Indonesian Woman Wins ‘Asia’s Nobel Prize’ for Helping Poor

Manila. Indonesian social worker Tri Mumpuni is among the winners of Asia’s prestigious Magsaysay award this year for giving green technologies to the poor, organizers said on Wednesday.

Award foundation president Carmencita Abella said Tri, along with an Indian engineer and a Philippine charity group, had helped harness the technologies to empower their countrymen and worked to create waves of progressive change across Asia.

Each year six people or organizations are named joint winners of the Magsaysay award.

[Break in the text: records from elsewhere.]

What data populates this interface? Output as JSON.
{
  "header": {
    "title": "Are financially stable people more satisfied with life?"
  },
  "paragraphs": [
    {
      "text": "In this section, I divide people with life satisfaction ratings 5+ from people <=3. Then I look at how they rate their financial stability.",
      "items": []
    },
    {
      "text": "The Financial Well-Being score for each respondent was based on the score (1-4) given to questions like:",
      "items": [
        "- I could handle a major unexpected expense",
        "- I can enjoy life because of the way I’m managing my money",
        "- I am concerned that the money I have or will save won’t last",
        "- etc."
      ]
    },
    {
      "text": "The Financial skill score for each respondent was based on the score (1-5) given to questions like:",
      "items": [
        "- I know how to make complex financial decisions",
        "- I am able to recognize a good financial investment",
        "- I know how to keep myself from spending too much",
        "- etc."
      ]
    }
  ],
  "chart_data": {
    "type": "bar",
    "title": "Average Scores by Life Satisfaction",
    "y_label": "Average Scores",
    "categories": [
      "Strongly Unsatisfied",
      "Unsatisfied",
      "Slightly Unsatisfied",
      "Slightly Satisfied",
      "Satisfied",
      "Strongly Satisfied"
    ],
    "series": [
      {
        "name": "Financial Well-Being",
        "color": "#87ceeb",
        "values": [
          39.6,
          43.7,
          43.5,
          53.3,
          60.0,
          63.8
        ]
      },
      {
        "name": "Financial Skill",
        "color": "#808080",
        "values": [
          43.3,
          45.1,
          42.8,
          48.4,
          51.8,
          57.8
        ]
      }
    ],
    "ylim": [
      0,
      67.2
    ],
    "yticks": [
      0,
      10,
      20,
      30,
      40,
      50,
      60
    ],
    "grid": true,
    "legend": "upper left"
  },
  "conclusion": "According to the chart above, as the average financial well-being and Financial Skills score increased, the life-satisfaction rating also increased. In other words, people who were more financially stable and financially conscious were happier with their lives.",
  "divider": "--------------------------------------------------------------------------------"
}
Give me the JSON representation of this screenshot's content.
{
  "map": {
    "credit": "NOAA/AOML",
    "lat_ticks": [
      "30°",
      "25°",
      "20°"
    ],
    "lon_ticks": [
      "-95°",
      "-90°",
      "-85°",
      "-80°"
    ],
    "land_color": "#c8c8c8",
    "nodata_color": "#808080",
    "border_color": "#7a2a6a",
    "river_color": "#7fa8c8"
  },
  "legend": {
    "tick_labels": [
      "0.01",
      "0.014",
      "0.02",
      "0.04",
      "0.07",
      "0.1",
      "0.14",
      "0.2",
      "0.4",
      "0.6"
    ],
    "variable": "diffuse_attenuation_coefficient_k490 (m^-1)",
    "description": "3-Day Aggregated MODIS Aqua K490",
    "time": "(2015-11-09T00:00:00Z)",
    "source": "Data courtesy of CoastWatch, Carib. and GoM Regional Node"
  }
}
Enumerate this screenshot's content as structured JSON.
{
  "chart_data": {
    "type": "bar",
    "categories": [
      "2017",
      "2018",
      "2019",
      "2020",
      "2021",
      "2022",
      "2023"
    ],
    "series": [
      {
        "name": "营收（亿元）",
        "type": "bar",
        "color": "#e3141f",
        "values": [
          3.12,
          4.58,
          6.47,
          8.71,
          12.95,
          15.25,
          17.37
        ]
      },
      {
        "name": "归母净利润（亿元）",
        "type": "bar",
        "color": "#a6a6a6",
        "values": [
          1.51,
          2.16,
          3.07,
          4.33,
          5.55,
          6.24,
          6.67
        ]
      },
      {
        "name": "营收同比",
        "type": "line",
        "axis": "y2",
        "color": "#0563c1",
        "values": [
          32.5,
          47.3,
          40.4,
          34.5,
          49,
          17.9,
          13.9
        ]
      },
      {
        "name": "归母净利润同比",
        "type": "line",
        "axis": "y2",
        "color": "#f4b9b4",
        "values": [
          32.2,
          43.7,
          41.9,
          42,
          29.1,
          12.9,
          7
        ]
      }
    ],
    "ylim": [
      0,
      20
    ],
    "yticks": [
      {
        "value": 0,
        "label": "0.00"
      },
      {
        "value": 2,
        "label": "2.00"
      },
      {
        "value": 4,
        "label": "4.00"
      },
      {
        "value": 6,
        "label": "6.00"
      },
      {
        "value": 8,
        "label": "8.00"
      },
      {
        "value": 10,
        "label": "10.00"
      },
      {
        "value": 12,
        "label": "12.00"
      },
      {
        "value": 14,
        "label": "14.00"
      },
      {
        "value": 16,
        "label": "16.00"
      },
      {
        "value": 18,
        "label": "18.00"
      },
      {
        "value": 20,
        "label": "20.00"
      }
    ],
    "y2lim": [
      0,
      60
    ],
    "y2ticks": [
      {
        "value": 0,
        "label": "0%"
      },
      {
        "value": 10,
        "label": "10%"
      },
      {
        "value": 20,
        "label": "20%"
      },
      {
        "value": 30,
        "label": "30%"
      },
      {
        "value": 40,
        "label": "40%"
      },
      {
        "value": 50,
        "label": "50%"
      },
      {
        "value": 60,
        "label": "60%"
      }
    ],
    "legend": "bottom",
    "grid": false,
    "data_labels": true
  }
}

This year the other winners were a man who set up an Islamic school for girls in Indonesia, a lender to India’s poorest, and a man working to restore democracy in Cambodia after the Khmer Rouge murdered his father.

“Working on critical issues ... they are showing how commitment, competence, and collaborative leadership can truly transform individual lives and galvanize community action,” Abella said.



The award, often described as Asia’s Nobel Prize, is named after a famous Philippine president who died in a 1957 plane crash.

It aims to honor people who address issues of human development in Asia with courage and creativity.

Tri Mumpuni, 46, was recognized after her IBEKA foundation built 60 small power plants harnessing the energy of water stored in dams to bring electricity to half a million people, the awards foundation said.

She was once kidnapped with her husband by former separatist rebels in Aceh province while pursuing her nongovernmental group’s project to bring electricity to rural Indonesia.

Another winner was US-trained Indian engineer Harish Hande, 44, for bringing solar lights to a country where half of all households have no electricity, the awards foundation said.

His Solar Electric Light Co.-India has tapped the sun’s energy to light up 120,000 households and is now one of the country’s largest solar technology providers.

In the Philippines, Dutch marine engineer Auke Idzenga’s Alternative Indigenous Development Foundation won for using an ancient, near-forgotten technology, the ram pump, to help impoverished communities on Negros island.

Re-engineered for upland farms, the pump gave the communities clean, cheap water for household use and for raising livestock, fish, and small farms, it said.

A ram pump, which does not need an external power source, harnesses the force of a large body of moving water to pump a small amount of water uphill.

The winners are to receive their awards in Manila on August 31.